Montevideo - A cidade das casas coladas e da paciência

Montevideo é linda. Poderia ser mais.

É uma capital com aproximadamente dois milhões de habitantes e muita história pra contar. A cada prédio antigo que se vê, há um traço da construção de um país que sempre foi "corinho " na timeline sul-americana.
Acho que essa estigma de invasão, de ser de um ou de outro, fez com que os uruguaios construíssem suas casas coladas umas nas outras. A história, em Montevideo, tem seus heróis homenageados com monumentos monstruosos, gigantes. A praça da Independência, por exemplo, apresenta José Artigas em uma escultura imponente que representa todo o patriotismo do povo uruguaio.

Antes de viajar, é claro, procurei informações sobre a cidade, os pontos turísticos e onde comer. Fui certo de que comeria bem. Vou começar pela comida por que é importante comer bem para andar pelas ruas de Motevideo (e é muito legal fazer isso).

A atual cotação do real brasileiro no Uruguai não favorece a quem quer comprar e se empanturrar na orla do Prata. Câmbio a 1 por 10. Fomos almoçar no tradicional La Pasiva no bairro Cidade Velha. Não achei tudo isso. Fomos mal atendidos. A atendente, inclusive, sugeriu que fôssemos trocar o dinheiro por que ela não tinha troco (absurdo isso). Pedi um Chivito e um chopp; a Carol pediu Peixe com purê e uma coca-cola. Isso custou 600 pesos. Caríssimo por um sanduíche sem tempero e um peixe com purê sem gosto.

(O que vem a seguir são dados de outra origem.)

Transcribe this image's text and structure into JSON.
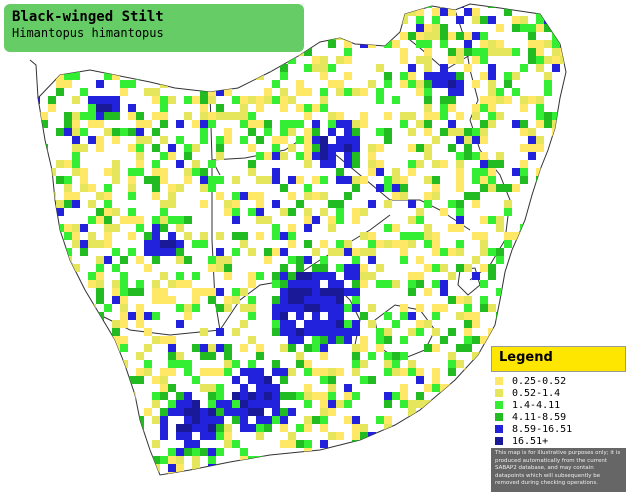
{
  "map": {
    "title": "Black-winged Stilt",
    "subtitle": "Himantopus himantopus",
    "background": "#ffffff",
    "border_color": "#333333",
    "title_bg": "#66cc66"
  },
  "legend": {
    "title": "Legend",
    "header_bg": "#ffe600",
    "entries": [
      {
        "label": "0.25-0.52",
        "color": "#ffe866"
      },
      {
        "label": "0.52-1.4",
        "color": "#e6e65c"
      },
      {
        "label": "1.4-4.11",
        "color": "#33ee33"
      },
      {
        "label": "4.11-8.59",
        "color": "#22bb22"
      },
      {
        "label": "8.59-16.51",
        "color": "#2222dd"
      },
      {
        "label": "16.51+",
        "color": "#1a1a99"
      }
    ],
    "note": "This map is for illustrative purposes only; it is produced automatically from the current SABAP2 database, and may contain datapoints which will subsequently be removed during checking operations."
  }
}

A noite fomos ao restaurante Locos por Asar comer a parrilla (que até então era obrigatória ao turista). Assim, vamos combinar: é um churrasco na grelha. Assado na brasa e SEM SAL de novo. Isso aí deu mais 700 pesos por casal. Sem contar que pagamos em média 7 reais por uma garrafinha de água nesse restaurante mais 50 pesos de "gorjeta obrigatória" por pessoa.
No dia seguinte descobrimos sem querer o restaurante que vou indicar a todos que me pedirem idicações em Montevideo: o restaurante Manchester (esquina da 18 de Julio com a Convencion). Lá fomos muito bem atendidos por um garçom simpático e comemos uma comida em conta. Pedi bife à Milanesa com ovo frito e batatas fritas. Finalmente comida com gosto e em bastante quantidade. Pedi o bife e a Carol pediu a salada por 300 pesos o almoço por casal. Indico muito o lugar. Aos comilões: existe um bifê livre por 300 pesos na av. 18 de Julio. Depois disso a gente decidiu que o McDonald's seria nosso restaurante oficial, já que o preço era, mais ou menos, como aqui no Brasil. Rápido, bom e barato. 

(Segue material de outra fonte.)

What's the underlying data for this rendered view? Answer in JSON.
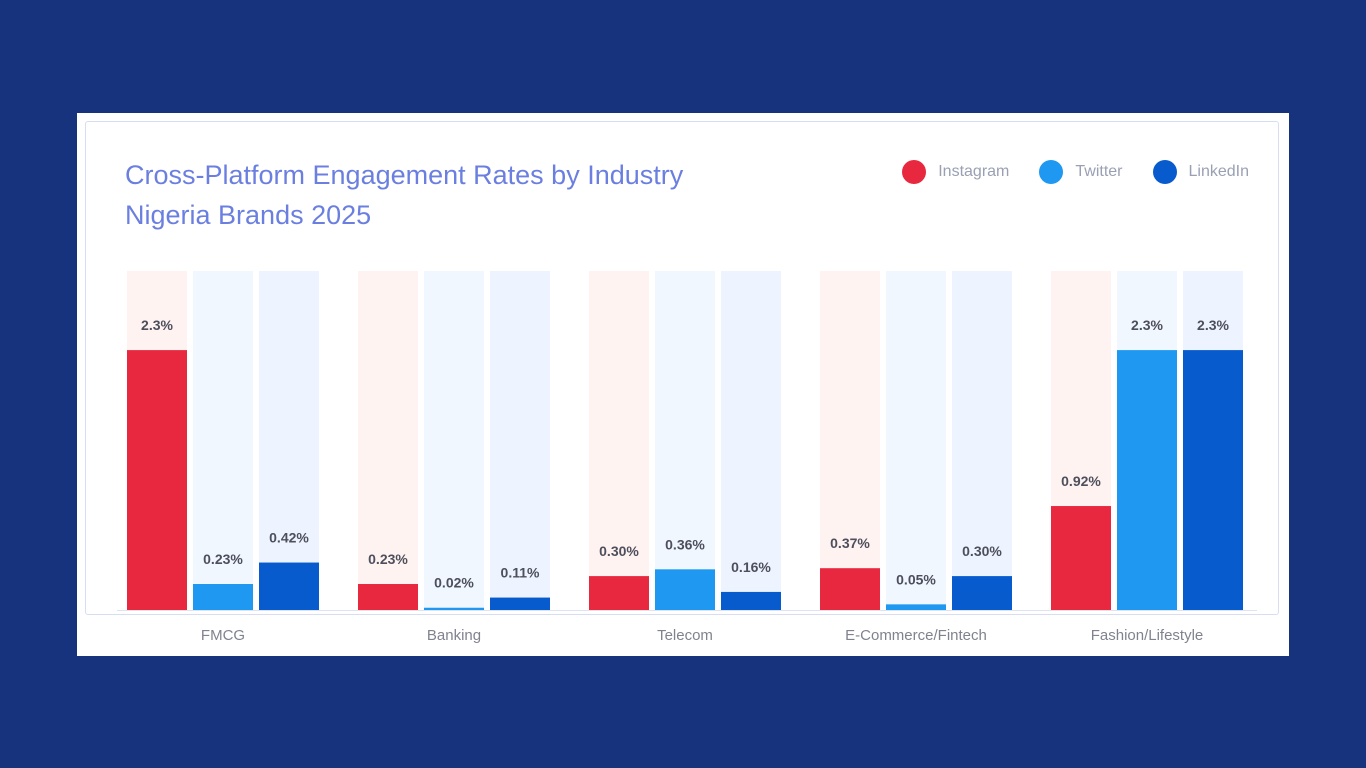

Sempre li que os uruguaios são simpáticos e alegres. Eles aparentemente são. As pessoas andam em ritmo de metrópole. Aquele emaranhado de pessoas nas calçadas, bancos e chão de praça; tem gente por todos os lados. Mas não senti essa alegria e receptividade dos atendentes dos locais em que consumi. Achei os uruguaios todos muito lentos e sem vontade. Até mesmo o McDonald's que preza pela rapidez no atendimento era LENTO. Nos mercadinhos da cidade, aqueles uruguaios gordos e narigudos com a mínima vontade de falar quanto mais de atender um cliente e contar o dinheiro. A cidade anda lenta e calma enquanto o sol se esconde no fundo do Rio da Prata e a população lota as Ramblas na beira-rio. Todos com seus mates debaixo do braço.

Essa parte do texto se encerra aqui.